Almonte has been the director of Super Cadena Cristiana since 1997, a radio station that focuses on multi-media Bible instruction and worship music. Some of their shows like El Maná del Día and Palabra del Reino are transmitted to Argentina, Venezuela, and Spain. Almonte is also the founder and president of Katedras, a Christian ministry dedicated to training entrepreneurs and professionals through lectures, seminars, and workshops. He also successfully completed the John C. Maxwell Certification Program and is recognized as a John C. Maxwell Coach, Teacher, and Speaker.

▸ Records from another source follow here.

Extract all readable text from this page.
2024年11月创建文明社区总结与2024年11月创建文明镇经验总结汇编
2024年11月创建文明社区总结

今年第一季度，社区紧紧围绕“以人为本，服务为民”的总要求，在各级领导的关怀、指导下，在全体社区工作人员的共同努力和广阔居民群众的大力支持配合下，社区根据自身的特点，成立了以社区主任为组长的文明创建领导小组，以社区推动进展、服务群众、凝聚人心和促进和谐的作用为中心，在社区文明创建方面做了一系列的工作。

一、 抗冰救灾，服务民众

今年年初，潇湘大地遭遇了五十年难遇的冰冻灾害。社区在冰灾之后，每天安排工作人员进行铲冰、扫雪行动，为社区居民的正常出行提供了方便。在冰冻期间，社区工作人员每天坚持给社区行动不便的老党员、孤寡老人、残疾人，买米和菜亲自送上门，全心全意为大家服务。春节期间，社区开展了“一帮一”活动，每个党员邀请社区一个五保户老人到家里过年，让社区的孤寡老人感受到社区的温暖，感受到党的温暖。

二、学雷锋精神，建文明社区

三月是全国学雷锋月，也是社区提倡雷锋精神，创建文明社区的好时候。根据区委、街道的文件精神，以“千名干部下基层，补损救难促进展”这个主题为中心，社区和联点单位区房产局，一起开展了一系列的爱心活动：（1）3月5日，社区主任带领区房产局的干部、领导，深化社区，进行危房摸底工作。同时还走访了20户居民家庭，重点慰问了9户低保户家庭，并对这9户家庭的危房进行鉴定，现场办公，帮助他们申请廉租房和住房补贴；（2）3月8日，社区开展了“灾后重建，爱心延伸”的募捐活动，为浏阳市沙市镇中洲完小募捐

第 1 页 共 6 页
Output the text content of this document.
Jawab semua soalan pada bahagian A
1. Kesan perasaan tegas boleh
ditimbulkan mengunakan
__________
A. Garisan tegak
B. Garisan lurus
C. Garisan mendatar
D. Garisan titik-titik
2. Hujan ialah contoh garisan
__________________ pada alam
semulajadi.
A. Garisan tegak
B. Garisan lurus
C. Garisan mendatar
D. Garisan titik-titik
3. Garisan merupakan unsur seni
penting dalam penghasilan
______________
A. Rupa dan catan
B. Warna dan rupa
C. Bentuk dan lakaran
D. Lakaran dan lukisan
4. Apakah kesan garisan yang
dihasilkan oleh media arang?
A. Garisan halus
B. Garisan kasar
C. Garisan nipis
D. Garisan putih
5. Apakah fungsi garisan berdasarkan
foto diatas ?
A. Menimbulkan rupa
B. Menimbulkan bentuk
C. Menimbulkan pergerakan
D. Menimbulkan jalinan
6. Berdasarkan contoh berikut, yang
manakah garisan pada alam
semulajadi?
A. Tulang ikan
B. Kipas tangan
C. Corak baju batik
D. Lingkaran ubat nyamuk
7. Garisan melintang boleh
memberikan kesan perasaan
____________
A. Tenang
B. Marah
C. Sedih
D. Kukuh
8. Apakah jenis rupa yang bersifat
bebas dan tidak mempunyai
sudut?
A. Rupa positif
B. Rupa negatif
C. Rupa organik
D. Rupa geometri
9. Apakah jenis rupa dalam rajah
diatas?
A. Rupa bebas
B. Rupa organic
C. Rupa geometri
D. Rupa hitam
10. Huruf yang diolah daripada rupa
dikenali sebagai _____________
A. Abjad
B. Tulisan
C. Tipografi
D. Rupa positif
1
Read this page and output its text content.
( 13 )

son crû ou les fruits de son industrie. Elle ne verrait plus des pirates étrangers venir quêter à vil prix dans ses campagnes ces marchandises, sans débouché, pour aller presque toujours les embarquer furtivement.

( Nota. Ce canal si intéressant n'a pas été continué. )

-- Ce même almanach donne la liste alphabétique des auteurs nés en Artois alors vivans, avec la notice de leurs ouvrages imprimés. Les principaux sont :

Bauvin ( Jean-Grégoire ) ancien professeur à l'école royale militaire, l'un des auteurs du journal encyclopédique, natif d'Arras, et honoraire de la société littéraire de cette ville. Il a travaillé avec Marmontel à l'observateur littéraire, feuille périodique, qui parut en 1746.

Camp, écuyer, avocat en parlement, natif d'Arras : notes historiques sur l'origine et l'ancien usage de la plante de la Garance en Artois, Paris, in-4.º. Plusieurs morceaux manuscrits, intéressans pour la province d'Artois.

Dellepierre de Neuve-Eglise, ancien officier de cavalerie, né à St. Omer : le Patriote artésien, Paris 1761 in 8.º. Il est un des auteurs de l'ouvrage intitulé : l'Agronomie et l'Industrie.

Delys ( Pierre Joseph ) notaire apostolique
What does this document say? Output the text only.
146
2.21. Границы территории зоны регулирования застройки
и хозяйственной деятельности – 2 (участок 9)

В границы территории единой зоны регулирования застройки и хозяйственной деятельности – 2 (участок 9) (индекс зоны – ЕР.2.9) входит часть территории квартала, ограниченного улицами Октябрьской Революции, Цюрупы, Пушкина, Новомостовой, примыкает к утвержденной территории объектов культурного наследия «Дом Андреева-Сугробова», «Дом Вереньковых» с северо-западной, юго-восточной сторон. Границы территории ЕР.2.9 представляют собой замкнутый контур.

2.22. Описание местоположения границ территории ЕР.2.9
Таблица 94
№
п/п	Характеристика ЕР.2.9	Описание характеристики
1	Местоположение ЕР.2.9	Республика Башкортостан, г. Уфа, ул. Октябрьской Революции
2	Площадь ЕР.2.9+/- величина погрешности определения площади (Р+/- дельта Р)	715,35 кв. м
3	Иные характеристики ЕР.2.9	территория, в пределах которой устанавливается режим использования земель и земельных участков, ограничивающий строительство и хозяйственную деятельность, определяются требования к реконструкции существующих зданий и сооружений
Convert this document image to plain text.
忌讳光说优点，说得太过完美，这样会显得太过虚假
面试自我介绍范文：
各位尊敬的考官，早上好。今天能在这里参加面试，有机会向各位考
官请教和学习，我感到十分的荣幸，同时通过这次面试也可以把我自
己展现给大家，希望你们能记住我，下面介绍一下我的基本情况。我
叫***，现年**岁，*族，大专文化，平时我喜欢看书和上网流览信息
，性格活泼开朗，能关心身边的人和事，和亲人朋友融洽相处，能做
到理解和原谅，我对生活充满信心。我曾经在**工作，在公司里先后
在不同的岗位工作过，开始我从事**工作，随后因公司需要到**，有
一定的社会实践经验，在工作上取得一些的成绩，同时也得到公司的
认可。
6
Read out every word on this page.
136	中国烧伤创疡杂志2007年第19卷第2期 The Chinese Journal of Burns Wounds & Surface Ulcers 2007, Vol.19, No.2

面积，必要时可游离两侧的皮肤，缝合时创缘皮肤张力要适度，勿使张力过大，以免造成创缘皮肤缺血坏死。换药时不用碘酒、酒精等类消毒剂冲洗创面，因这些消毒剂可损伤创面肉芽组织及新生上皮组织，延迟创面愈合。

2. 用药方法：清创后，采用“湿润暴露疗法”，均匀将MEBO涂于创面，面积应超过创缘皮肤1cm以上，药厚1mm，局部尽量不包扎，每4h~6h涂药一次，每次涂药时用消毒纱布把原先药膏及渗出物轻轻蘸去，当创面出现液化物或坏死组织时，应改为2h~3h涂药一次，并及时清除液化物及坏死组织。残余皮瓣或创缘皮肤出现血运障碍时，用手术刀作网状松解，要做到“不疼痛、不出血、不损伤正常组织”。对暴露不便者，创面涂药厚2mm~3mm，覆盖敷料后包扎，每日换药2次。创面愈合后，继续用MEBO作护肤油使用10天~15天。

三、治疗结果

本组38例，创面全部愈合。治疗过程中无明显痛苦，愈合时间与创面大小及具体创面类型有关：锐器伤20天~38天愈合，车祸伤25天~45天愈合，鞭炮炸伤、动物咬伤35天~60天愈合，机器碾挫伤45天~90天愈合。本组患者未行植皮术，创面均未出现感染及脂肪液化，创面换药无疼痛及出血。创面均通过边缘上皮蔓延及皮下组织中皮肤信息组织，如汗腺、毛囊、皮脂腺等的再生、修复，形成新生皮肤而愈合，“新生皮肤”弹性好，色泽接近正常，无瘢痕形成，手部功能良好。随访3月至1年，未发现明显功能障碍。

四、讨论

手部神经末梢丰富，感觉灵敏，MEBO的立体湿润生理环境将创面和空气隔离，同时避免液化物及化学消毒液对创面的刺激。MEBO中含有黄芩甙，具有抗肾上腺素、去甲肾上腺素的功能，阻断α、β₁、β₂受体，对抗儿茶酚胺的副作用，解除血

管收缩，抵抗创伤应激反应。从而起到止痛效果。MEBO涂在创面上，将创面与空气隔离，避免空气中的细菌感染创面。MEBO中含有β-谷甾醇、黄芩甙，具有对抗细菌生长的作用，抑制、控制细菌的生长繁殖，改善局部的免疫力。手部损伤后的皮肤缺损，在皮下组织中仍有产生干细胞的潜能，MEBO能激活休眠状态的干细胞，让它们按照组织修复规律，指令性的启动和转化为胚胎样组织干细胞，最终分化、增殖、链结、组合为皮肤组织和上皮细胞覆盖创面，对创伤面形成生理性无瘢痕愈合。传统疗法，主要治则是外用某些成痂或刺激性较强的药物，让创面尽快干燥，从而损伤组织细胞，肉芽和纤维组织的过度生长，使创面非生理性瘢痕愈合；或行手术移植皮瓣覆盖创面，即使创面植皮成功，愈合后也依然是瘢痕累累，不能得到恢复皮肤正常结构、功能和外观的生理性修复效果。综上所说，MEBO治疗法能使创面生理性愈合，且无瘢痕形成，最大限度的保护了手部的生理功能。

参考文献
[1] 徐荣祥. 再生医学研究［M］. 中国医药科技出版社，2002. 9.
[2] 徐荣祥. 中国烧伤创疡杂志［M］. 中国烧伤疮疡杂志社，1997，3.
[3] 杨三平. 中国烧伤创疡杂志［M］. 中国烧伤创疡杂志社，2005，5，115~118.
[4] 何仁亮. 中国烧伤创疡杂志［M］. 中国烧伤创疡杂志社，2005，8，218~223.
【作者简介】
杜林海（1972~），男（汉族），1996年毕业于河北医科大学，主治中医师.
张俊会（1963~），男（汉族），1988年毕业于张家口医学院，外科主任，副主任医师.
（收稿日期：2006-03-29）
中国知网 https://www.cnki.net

Almonte currently serves as director of the Texas University of Theology campus in Corona, New York.

==Books==
Almonte's first book, Gobierno Apostólico, was released in 2010. The book is about applying the principles of God in terms of government and leadership. His second book, Riquezas de las Naciones: El Deseo de Dios para tu Empresa, was released in 2012. It is about financial education within the Christian environment. Both books were released through God Reader Editorial.

==Honors==
Through his career, Almonte has received several awards and recognitions:

- In 2001, he was honored with a Certificate of Consecration and Affirmation as an Apostle of the Church of Jesus Christ, by Reverend Angel M. Torres, Jr. from the American Ministerial Association.
- In 2003, he was recognized by José R. Peralta, a member of the New York State Assembly, District 39, for his contribution to the Queens community, as well as the city of Bayaguana in the Dominican Republic. Almonte had contributed to build a church and a school in the community.
- That same year, he was honored by the New York City Council for the social services and programs offered by Centro Cristiano Adonai, which include a free, monthly food pantry to residents, educational programs, and civic accountability.
- In 2010, Almonte received a Certificate of Achievement from the New York State Senate Puerto Rican and Latino Caucus for his commitment and contribution to the Latino community in New York City.

==Legal issues==
In January 1999, Almonte was detained at John F. Kennedy International Airport when returning from a mission trip in Bayaguana, Dominican Republic. Authorities claimed that Almonte was trying to bring 300 steroid pills into the country, while he said he believed the pills were "appetite enhances". According to Almonte, the pills were prescribed by a doctor in Dominican Republic for his underweight 12-year-old son, Joel. As a result, Almonte spent 10 days in a federal prison in Pennsylvania. If convicted, he faced seven years in prison and possibly deportation. In March 1999, prosecutors moved to drop the charges against Almonte. When the dismissal was announced, a crowd of 3,000 supporters gathered outside Queens County Courthouse to show their support.